Los psicólogos Jacob W, Getzels y Philip W. Jackson también se mostraron escépticos sobre el concepto tradicional de inteligencia. Después de arduos estudios llegaron a establecer que sólo existía una correlación baja entre la facultad de inventiva y los C. I. altos. Para obtener un alto coeficiente en un test de inteligencia, el individuo necesita recordar, reconocer, a veces resolver y decidir, pero no inventar ni innovar. Estas dos últimas características que se consideran productivas son las que tienen que ver con la facultad creadora.

Diversos Tipos de Inteligencia
Se ha discutido mucho si la inteligencia es una función unitaria o la suma de varias funciones aisladas. Existen seres humanos cuya memoria es buena, pero no así su inventiva. Otros cuyo razonamiento abstracto es débil, pero que son capaces de armar una máquina muy complicada con mirar una sola vez el plano o diseño. En suma, hay sujetos que están por debajo de la capacidad promedio en muchas operaciones mentales importantes y que, sin embargo, poseen algunas facultades extraordinarias.
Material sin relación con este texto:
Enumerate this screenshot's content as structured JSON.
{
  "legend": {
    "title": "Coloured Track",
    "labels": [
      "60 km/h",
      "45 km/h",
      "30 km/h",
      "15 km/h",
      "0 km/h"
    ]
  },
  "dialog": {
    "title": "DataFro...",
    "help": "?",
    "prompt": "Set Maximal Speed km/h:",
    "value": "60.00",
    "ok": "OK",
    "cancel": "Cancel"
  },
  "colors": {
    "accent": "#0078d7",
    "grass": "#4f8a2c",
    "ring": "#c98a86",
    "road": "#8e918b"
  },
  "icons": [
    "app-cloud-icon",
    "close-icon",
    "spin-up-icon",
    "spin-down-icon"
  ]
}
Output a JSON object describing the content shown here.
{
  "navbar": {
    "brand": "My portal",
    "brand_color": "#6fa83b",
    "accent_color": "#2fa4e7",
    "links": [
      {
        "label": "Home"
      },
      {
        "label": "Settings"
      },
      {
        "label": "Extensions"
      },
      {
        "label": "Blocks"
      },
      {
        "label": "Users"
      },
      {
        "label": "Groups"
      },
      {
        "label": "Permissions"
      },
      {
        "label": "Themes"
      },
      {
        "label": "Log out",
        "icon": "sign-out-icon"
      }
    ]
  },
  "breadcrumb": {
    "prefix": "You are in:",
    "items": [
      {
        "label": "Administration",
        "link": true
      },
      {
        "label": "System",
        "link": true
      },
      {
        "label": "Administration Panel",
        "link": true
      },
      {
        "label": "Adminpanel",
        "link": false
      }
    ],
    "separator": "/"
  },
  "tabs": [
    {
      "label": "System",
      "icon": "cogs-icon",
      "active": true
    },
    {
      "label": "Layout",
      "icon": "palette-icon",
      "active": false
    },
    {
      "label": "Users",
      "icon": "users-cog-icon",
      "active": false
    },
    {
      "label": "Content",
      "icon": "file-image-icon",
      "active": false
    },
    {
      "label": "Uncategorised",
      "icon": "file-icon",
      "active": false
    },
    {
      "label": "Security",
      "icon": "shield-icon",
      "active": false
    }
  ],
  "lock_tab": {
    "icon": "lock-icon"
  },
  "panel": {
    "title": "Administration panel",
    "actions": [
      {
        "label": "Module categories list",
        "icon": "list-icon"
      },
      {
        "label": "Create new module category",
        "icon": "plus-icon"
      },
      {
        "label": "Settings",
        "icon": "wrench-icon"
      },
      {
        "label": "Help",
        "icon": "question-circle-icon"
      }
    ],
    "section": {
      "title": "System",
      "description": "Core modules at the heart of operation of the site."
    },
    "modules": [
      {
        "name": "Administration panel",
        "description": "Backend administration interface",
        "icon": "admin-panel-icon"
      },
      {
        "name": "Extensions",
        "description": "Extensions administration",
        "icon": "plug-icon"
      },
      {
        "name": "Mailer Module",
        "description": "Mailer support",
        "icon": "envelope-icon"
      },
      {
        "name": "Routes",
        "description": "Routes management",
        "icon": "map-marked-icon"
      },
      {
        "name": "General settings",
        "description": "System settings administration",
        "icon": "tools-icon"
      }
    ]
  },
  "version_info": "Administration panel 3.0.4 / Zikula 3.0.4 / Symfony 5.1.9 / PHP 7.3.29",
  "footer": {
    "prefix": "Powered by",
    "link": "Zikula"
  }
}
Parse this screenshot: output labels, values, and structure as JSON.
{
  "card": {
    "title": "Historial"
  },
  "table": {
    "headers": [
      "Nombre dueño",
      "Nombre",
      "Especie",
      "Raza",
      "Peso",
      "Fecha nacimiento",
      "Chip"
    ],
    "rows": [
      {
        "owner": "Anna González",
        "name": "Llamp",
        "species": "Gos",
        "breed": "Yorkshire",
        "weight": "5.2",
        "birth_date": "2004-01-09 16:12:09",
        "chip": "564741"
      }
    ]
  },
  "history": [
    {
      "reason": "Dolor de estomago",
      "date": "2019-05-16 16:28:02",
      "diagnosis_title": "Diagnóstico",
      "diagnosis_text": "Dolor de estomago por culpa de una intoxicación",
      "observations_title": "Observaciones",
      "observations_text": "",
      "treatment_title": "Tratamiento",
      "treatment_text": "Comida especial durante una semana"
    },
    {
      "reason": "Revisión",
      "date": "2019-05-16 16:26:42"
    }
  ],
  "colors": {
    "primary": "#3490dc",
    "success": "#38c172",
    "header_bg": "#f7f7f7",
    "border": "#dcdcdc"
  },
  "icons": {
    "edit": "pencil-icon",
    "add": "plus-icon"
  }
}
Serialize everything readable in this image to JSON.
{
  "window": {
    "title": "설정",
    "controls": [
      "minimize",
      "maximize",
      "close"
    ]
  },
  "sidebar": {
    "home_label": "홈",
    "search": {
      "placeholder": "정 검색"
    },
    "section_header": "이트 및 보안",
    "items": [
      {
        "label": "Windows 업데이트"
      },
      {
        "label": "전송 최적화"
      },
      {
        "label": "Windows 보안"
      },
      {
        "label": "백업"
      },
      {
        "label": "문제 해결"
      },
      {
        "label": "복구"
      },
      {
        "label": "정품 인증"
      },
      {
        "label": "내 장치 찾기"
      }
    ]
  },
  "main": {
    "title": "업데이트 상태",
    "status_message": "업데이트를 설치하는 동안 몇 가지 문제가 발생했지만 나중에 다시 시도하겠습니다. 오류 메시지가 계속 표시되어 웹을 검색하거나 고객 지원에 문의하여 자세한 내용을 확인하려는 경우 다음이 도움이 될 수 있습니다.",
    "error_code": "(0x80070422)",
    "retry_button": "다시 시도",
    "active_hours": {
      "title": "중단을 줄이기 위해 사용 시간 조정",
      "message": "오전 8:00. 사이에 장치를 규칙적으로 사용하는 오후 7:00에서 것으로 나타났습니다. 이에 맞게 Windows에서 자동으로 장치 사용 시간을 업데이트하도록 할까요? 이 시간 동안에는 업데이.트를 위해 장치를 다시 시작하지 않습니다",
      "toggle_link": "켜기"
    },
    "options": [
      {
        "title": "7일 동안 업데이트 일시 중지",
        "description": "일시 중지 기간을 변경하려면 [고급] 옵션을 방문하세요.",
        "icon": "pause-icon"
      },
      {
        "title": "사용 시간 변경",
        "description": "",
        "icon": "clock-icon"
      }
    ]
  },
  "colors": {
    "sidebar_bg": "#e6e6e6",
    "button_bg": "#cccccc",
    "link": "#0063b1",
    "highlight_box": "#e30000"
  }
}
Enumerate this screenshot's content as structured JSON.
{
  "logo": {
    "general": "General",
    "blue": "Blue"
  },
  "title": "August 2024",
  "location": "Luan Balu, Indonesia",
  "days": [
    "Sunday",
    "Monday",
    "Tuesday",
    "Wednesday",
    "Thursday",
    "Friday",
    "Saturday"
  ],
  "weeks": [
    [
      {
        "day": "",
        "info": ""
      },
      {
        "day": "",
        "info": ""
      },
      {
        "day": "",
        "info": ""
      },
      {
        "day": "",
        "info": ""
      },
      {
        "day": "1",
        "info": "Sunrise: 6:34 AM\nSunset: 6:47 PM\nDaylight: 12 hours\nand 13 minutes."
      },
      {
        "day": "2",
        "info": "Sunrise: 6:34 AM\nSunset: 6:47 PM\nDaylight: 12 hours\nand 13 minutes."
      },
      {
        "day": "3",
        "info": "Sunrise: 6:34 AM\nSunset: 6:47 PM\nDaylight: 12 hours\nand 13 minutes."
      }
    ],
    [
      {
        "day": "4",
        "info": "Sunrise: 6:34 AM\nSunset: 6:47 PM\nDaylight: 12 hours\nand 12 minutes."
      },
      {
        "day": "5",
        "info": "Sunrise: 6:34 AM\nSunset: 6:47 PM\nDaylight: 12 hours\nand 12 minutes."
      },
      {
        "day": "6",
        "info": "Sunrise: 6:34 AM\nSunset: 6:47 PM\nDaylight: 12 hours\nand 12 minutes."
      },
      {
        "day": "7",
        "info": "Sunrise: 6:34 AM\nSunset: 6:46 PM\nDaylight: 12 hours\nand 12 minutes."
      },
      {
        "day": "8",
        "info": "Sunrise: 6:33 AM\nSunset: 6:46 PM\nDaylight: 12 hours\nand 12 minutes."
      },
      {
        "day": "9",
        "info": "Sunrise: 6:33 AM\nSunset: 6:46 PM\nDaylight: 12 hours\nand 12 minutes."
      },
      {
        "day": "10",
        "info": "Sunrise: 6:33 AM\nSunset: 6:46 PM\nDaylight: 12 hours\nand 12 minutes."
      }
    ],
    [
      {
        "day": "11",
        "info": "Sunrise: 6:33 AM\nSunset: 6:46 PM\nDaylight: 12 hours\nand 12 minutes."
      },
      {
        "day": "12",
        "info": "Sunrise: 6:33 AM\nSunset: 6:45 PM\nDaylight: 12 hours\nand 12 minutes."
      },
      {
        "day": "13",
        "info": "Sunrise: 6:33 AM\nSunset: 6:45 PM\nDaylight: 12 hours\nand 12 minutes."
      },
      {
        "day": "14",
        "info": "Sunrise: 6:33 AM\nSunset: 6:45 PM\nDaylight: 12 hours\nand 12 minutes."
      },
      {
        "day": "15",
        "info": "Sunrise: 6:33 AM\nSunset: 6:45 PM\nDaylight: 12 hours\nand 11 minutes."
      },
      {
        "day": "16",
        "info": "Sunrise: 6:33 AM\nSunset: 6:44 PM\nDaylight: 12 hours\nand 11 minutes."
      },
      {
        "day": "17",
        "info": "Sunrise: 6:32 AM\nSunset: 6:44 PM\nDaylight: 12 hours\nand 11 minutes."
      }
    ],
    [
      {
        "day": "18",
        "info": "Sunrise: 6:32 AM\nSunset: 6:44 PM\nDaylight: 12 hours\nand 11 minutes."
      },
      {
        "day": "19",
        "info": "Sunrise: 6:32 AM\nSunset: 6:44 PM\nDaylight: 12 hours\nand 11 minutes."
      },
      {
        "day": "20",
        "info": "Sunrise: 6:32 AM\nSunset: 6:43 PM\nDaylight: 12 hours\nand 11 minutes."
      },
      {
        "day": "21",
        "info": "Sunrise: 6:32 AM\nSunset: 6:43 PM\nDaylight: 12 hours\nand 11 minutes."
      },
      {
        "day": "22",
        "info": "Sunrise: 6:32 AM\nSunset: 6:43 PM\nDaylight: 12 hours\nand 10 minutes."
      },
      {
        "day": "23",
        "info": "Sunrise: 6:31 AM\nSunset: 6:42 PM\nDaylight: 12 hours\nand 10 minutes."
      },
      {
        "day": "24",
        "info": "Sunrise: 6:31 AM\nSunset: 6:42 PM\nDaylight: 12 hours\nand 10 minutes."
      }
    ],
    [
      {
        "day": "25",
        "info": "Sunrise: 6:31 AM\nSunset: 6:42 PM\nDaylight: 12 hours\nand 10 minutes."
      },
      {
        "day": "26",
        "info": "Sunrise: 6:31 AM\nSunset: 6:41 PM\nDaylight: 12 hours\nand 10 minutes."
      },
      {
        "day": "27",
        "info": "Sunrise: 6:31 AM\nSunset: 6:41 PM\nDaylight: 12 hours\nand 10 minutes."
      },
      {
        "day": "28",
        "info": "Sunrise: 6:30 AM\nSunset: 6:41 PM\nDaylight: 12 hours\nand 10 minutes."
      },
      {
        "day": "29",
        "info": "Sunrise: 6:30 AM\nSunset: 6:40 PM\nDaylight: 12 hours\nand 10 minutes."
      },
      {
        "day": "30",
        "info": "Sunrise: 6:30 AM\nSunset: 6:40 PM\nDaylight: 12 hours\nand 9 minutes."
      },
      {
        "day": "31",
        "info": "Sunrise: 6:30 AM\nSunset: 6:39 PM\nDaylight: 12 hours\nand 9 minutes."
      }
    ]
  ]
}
Definir en pocas palabras lo que es la inteligencia no es fácil. Existen múltiples definiciones, unas ponen el acento en unas características, otras lo hacen en otras. A veces indica la viveza de la percepción, la sagacidad o la alta capacidad de comprensión con retención de conceptos que son asimilados como conocimientos. Otras veces es la capacidad para discurrir con buen criterio en forma original o creativa. En ocasiones, hasta se la confunde con una buena memoria. Se podría decir también que la inteligencia es la integración coordinada y coherente de las funciones cerebrales más nobles y que origina un comportamiento hábil, original y equilibrado.

Binet definía la inteligencia como aptitud para aprender y como forma de comportarse. El niño inteligente era el que obtenía buenas notas en la escuela.

La inteligencia – decía William Stern – es una capacidad general del sujeto para ajustar su pensamiento hacia nuevos requerimientos.